Florida is a beautiful state, but an insidious threat lurks beneath our sunny skies: greenhouse gases. The biggest source of these gases is the combustion of fossil fuels, according to the Florida Department of Environmental Protection. Combustion from cars and other vehicles makes up a vast portion of this amount.
If you think you need to drive a car or truck to commute to work, think again. In warm states like Florida, motorcycles are a viable and eco-friendly alternative. They’re more fuel-efficient than cars, which saves you money on gas and reduces the emission of greenhouse gases. This makes them ideal for people who are looking for a green and affordable way to get to work, especially if public transit isn’t good in your area.
Things to Consider
- To begin with, what type of bike should you get? While the big Harleys are alluring, the large models aren’t that more efficient than a compact automobile. According to The Dollar Stretcher, those looking for a fuel-efficient motorcycle should be prepared to give up some power and weight in exchange for its eco- and budget-friendly values.
- The upfront costs are another aspect of getting started. Along with the machine itself, you’ll need the proper clothing, insurance and possibly a motorcycle training course. While the cost of these things can add up, they are generally cheaper than buying a car, if you choose a modest bike.
- The South Florida rains are another consideration. Sudden, daily torrential cloudbursts are a signature feature in South Florida, especially from late spring to early fall. You’ll want to invest in excellent rain gear and good tires. Make sure your helmet protects your eyes from the rain and apply Rain-X to the visor to maintain good visibility.
Is a Motorcycle Practical for Commuting?
Yes. Motorcycle fans have devised ways to handle every practical consideration of using a bike for getting to work and back. You can use a backpack or but specialized motorcycle accessories from BikeBandit that make it easy to carry laptops, briefcases, lunches and other work-related items. If you’re worried about ruining your work clothes, take a tip from experienced city commuters and bring your fancy clothes with you in your bike’s luggage, and wear a weatherproof outfit for the actual ride.
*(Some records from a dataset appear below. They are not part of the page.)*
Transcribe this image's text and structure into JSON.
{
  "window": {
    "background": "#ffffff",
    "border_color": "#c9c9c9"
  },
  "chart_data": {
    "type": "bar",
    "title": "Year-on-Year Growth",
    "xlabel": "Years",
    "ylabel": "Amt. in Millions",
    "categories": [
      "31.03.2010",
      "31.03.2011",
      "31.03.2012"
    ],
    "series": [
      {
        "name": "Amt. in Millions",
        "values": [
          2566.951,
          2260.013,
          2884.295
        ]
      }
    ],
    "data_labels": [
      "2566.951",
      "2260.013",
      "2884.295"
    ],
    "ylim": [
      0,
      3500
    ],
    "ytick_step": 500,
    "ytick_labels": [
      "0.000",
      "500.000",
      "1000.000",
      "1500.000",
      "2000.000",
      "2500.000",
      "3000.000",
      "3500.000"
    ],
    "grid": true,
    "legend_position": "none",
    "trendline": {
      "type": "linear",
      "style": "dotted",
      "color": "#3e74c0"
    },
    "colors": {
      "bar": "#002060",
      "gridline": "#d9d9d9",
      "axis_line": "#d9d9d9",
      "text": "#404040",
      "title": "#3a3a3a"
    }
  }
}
To pack clothes so they don’t wrinkle, the travel experts at Fodor’s suggest you roll your T-shirts and use a square-fold for dress shirts. If you put your clothing into plastic dry-cleaning bags inside your luggage, you’ll reduce friction and, therefore, wrinkles.
What About the Radio?
You don’t have to give up this pleasure when you hop on a motorcycle. Some models have excellent entertainment systems, and you can purchase a helmet that comes with a radio built in.
With all of the benefits of motorcycles, there’s really no reason to stick to an emission-spewing automobile.